Donald Trump, Presidente

Por @Bvlxp:

Uno creería que las victorias morales son irreversibles, que los avances en la decencia que conquista un sociedad no pueden echarse para atrás. Se tiende a pensar que un paso hacia adelante es siempre un paso definitivo. Cuando hablamos de victorias morales, hablamos de las cosas que atañen directamente a nuestra humanidad: la libertad de amarse, la convicción de que todos somos iguales e igualmente dignos, de que nadie debe estar en peligro por rezarle a un dios o por tener la piel de cierto color. Premisas básicas de nuestra humanidad; verdades evidentes por sí mismas que sin embargo exigen de un trabajo constante para salvaguardarlas.

En pocas décadas, la sociedad estadounidense ha dado pasos acelerados con rumbo a la decencia, con miras a una sociedad más generosa: desde la desegregación racial, hasta el matrimonio entre personas del mismo sexo.

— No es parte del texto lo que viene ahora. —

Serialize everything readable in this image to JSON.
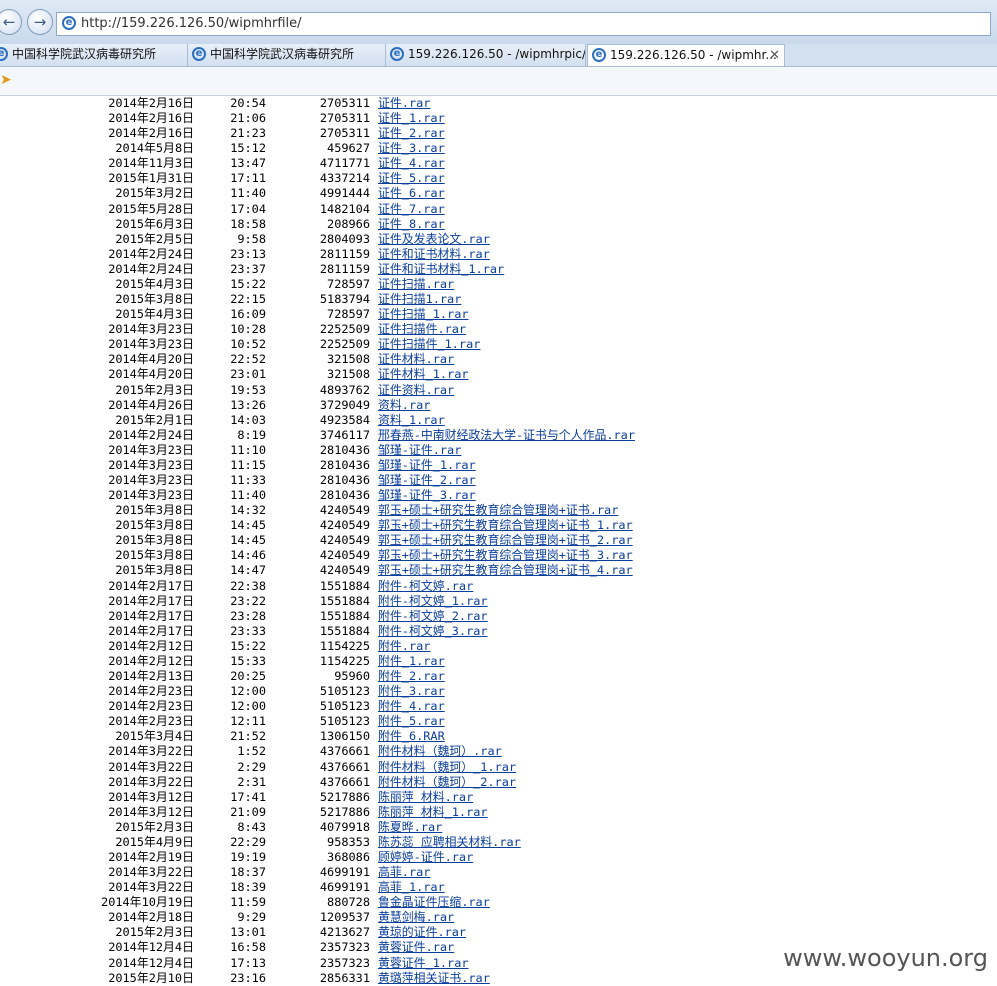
{
  "browser": {
    "address": "http://159.226.126.50/wipmhrfile/",
    "tabs": [
      {
        "label": "中国科学院武汉病毒研究所"
      },
      {
        "label": "中国科学院武汉病毒研究所"
      },
      {
        "label": "159.226.126.50 - /wipmhrpic/"
      },
      {
        "label": "159.226.126.50 - /wipmhr..."
      }
    ],
    "back_icon": "back-arrow-icon",
    "forward_icon": "forward-arrow-icon"
  },
  "files": [
    {
      "date": "2014年2月16日",
      "time": "20:54",
      "size": "2705311",
      "name": "证件.rar"
    },
    {
      "date": "2014年2月16日",
      "time": "21:06",
      "size": "2705311",
      "name": "证件_1.rar"
    },
    {
      "date": "2014年2月16日",
      "time": "21:23",
      "size": "2705311",
      "name": "证件_2.rar"
    },
    {
      "date": "2014年5月8日",
      "time": "15:12",
      "size": "459627",
      "name": "证件_3.rar"
    },
    {
      "date": "2014年11月3日",
      "time": "13:47",
      "size": "4711771",
      "name": "证件_4.rar"
    },
    {
      "date": "2015年1月31日",
      "time": "17:11",
      "size": "4337214",
      "name": "证件_5.rar"
    },
    {
      "date": "2015年3月2日",
      "time": "11:40",
      "size": "4991444",
      "name": "证件_6.rar"
    },
    {
      "date": "2015年5月28日",
      "time": "17:04",
      "size": "1482104",
      "name": "证件_7.rar"
    },
    {
      "date": "2015年6月3日",
      "time": "18:58",
      "size": "208966",
      "name": "证件_8.rar"
    },
    {
      "date": "2015年2月5日",
      "time": "9:58",
      "size": "2804093",
      "name": "证件及发表论文.rar"
    },
    {
      "date": "2014年2月24日",
      "time": "23:13",
      "size": "2811159",
      "name": "证件和证书材料.rar"
    },
    {
      "date": "2014年2月24日",
      "time": "23:37",
      "size": "2811159",
      "name": "证件和证书材料_1.rar"
    },
    {
      "date": "2015年4月3日",
      "time": "15:22",
      "size": "728597",
      "name": "证件扫描.rar"
    },
    {
      "date": "2015年3月8日",
      "time": "22:15",
      "size": "5183794",
      "name": "证件扫描1.rar"
    },
    {
      "date": "2015年4月3日",
      "time": "16:09",
      "size": "728597",
      "name": "证件扫描_1.rar"
    },
    {
      "date": "2014年3月23日",
      "time": "10:28",
      "size": "2252509",
      "name": "证件扫描件.rar"
    },
    {
      "date": "2014年3月23日",
      "time": "10:52",
      "size": "2252509",
      "name": "证件扫描件_1.rar"
    },
    {
      "date": "2014年4月20日",
      "time": "22:52",
      "size": "321508",
      "name": "证件材料.rar"
    },
    {
      "date": "2014年4月20日",
      "time": "23:01",
      "size": "321508",
      "name": "证件材料_1.rar"
    },
    {
      "date": "2015年2月3日",
      "time": "19:53",
      "size": "4893762",
      "name": "证件资料.rar"
    },
    {
      "date": "2014年4月26日",
      "time": "13:26",
      "size": "3729049",
      "name": "资料.rar"
    },
    {
      "date": "2015年2月1日",
      "time": "14:03",
      "size": "4923584",
      "name": "资料_1.rar"
    },
    {
      "date": "2014年2月24日",
      "time": "8:19",
      "size": "3746117",
      "name": "邢春燕-中南财经政法大学-证书与个人作品.rar"
    },
    {
      "date": "2014年3月23日",
      "time": "11:10",
      "size": "2810436",
      "name": "邹瑾-证件.rar"
    },
    {
      "date": "2014年3月23日",
      "time": "11:15",
      "size": "2810436",
      "name": "邹瑾-证件_1.rar"
    },
    {
      "date": "2014年3月23日",
      "time": "11:33",
      "size": "2810436",
      "name": "邹瑾-证件_2.rar"
    },
    {
      "date": "2014年3月23日",
      "time": "11:40",
      "size": "2810436",
      "name": "邹瑾-证件_3.rar"
    },
    {
      "date": "2015年3月8日",
      "time": "14:32",
      "size": "4240549",
      "name": "郭玉+硕士+研究生教育综合管理岗+证书.rar"
    },
    {
      "date": "2015年3月8日",
      "time": "14:45",
      "size": "4240549",
      "name": "郭玉+硕士+研究生教育综合管理岗+证书_1.rar"
    },
    {
      "date": "2015年3月8日",
      "time": "14:45",
      "size": "4240549",
      "name": "郭玉+硕士+研究生教育综合管理岗+证书_2.rar"
    },
    {
      "date": "2015年3月8日",
      "time": "14:46",
      "size": "4240549",
      "name": "郭玉+硕士+研究生教育综合管理岗+证书_3.rar"
    },
    {
      "date": "2015年3月8日",
      "time": "14:47",
      "size": "4240549",
      "name": "郭玉+硕士+研究生教育综合管理岗+证书_4.rar"
    },
    {
      "date": "2014年2月17日",
      "time": "22:38",
      "size": "1551884",
      "name": "附件-柯文婷.rar"
    },
    {
      "date": "2014年2月17日",
      "time": "23:22",
      "size": "1551884",
      "name": "附件-柯文婷_1.rar"
    },
    {
      "date": "2014年2月17日",
      "time": "23:28",
      "size": "1551884",
      "name": "附件-柯文婷_2.rar"
    },
    {
      "date": "2014年2月17日",
      "time": "23:33",
      "size": "1551884",
      "name": "附件-柯文婷_3.rar"
    },
    {
      "date": "2014年2月12日",
      "time": "15:22",
      "size": "1154225",
      "name": "附件.rar"
    },
    {
      "date": "2014年2月12日",
      "time": "15:33",
      "size": "1154225",
      "name": "附件_1.rar"
    },
    {
      "date": "2014年2月13日",
      "time": "20:25",
      "size": "95960",
      "name": "附件_2.rar"
    },
    {
      "date": "2014年2月23日",
      "time": "12:00",
      "size": "5105123",
      "name": "附件_3.rar"
    },
    {
      "date": "2014年2月23日",
      "time": "12:00",
      "size": "5105123",
      "name": "附件_4.rar"
    },
    {
      "date": "2014年2月23日",
      "time": "12:11",
      "size": "5105123",
      "name": "附件_5.rar"
    },
    {
      "date": "2015年3月4日",
      "time": "21:52",
      "size": "1306150",
      "name": "附件_6.RAR"
    },
    {
      "date": "2014年3月22日",
      "time": "1:52",
      "size": "4376661",
      "name": "附件材料（魏珂）.rar"
    },
    {
      "date": "2014年3月22日",
      "time": "2:29",
      "size": "4376661",
      "name": "附件材料（魏珂）_1.rar"
    },
    {
      "date": "2014年3月22日",
      "time": "2:31",
      "size": "4376661",
      "name": "附件材料（魏珂）_2.rar"
    },
    {
      "date": "2014年3月12日",
      "time": "17:41",
      "size": "5217886",
      "name": "陈丽萍 材料.rar"
    },
    {
      "date": "2014年3月12日",
      "time": "21:09",
      "size": "5217886",
      "name": "陈丽萍 材料_1.rar"
    },
    {
      "date": "2015年2月3日",
      "time": "8:43",
      "size": "4079918",
      "name": "陈夏晔.rar"
    },
    {
      "date": "2015年4月9日",
      "time": "22:29",
      "size": "958353",
      "name": "陈苏蕊 应聘相关材料.rar"
    },
    {
      "date": "2014年2月19日",
      "time": "19:19",
      "size": "368086",
      "name": "顾婷婷-证件.rar"
    },
    {
      "date": "2014年3月22日",
      "time": "18:37",
      "size": "4699191",
      "name": "高菲.rar"
    },
    {
      "date": "2014年3月22日",
      "time": "18:39",
      "size": "4699191",
      "name": "高菲_1.rar"
    },
    {
      "date": "2014年10月19日",
      "time": "11:59",
      "size": "880728",
      "name": "鲁金晶证件压缩.rar"
    },
    {
      "date": "2014年2月18日",
      "time": "9:29",
      "size": "1209537",
      "name": "黄慧剑梅.rar"
    },
    {
      "date": "2015年2月3日",
      "time": "13:01",
      "size": "4213627",
      "name": "黄琼的证件.rar"
    },
    {
      "date": "2014年12月4日",
      "time": "16:58",
      "size": "2357323",
      "name": "黄蓉证件.rar"
    },
    {
      "date": "2014年12月4日",
      "time": "17:13",
      "size": "2357323",
      "name": "黄蓉证件_1.rar"
    },
    {
      "date": "2015年2月10日",
      "time": "23:16",
      "size": "2856331",
      "name": "黄璐萍相关证书.rar"
    }
  ],
  "watermark": "www.wooyun.org"
}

La victoria de Donald Trump genera la impresión de que nada hemos avanzado, que nada hemos aprendido, que estamos peor que nunca. Estamos heridos por la histeria de la derrota, por el absoluto escándalo que representa que Donald J. Trump sea el próximo Presidente de los Estados Unidos de América.

Es falso que los estadounidenses sean racistas y por eso hayan elegido a Trump; falso que los gringos sean misóginos y por eso hayan puesto a Donald en la Casa Blanca y, desde luego, un disparate decir que la democracia americana está muerta o enferma o herida de muerte. Por el contrario, la democracia estadounidense goza de una salud cabal. Sólo una sociedad que toma el destino en sus manos es capaz de suceder a un Presidente como Barack Obama con uno como Donald Trump; no hay gesto tan significativo y democrático como éste.

La noche triste del 8 de noviembre nos ha obnubilado de tal modo que muchos han llegado a decir que si Trump llegó a la Casa Blanca es porque los estadounidenses son un pueblo racista, xenónobo y misógino. Nada más falso. Como en todos lados, existen los loquitos y los marginales, los que en la retórica trumpiana han encontrado cobijo para ejercer y vociferar sus prejuicios. Sin embargo, la elección presidencial del pasado martes no se ha tratado de eso sino enteramente de otra cosa: una elección en la que el individualismo regresó por sus fueros, en la que se ha pedido disminuir el rápido paso del cambio social, una pausa al discurso moralizante de Obama, un ya basta a la corrección política. La elección de Trump es un giro individualista: hemos llegado lejos como sociedad pero ya va siendo hora de que me vaya bien a mí.

Así, en su gran mayoría, los votantes eligieron pasar por alto el estridente discurso de Trump y tomarlo no muy en serio, como un recurso político y narrativo para demostrar que él se trata de otra cosa, que habla como todos, siente como todos, es uno mas de ellos, y está igual de frustrado que ellos por el castigo social de la asfixiante corrección política, por la falta de oportunidades y por el deterioro en la calidad de vida. La elección de Donald Trump no es, pues, un asunto moral, sino uno profundamente pragmático.

La elección de Donald Trump es un desastre por muchos motivos y las consecuencias las sentiremos todos, especialmente los estadounidenses y los mexicanos, con variantes y distintas intensidades del horror. Pero de ahí a decir que la sociedad norteamericana le dio la espalda a los valores que la constituyen como nación, hay que cruzar un largo puente que ya se cayó.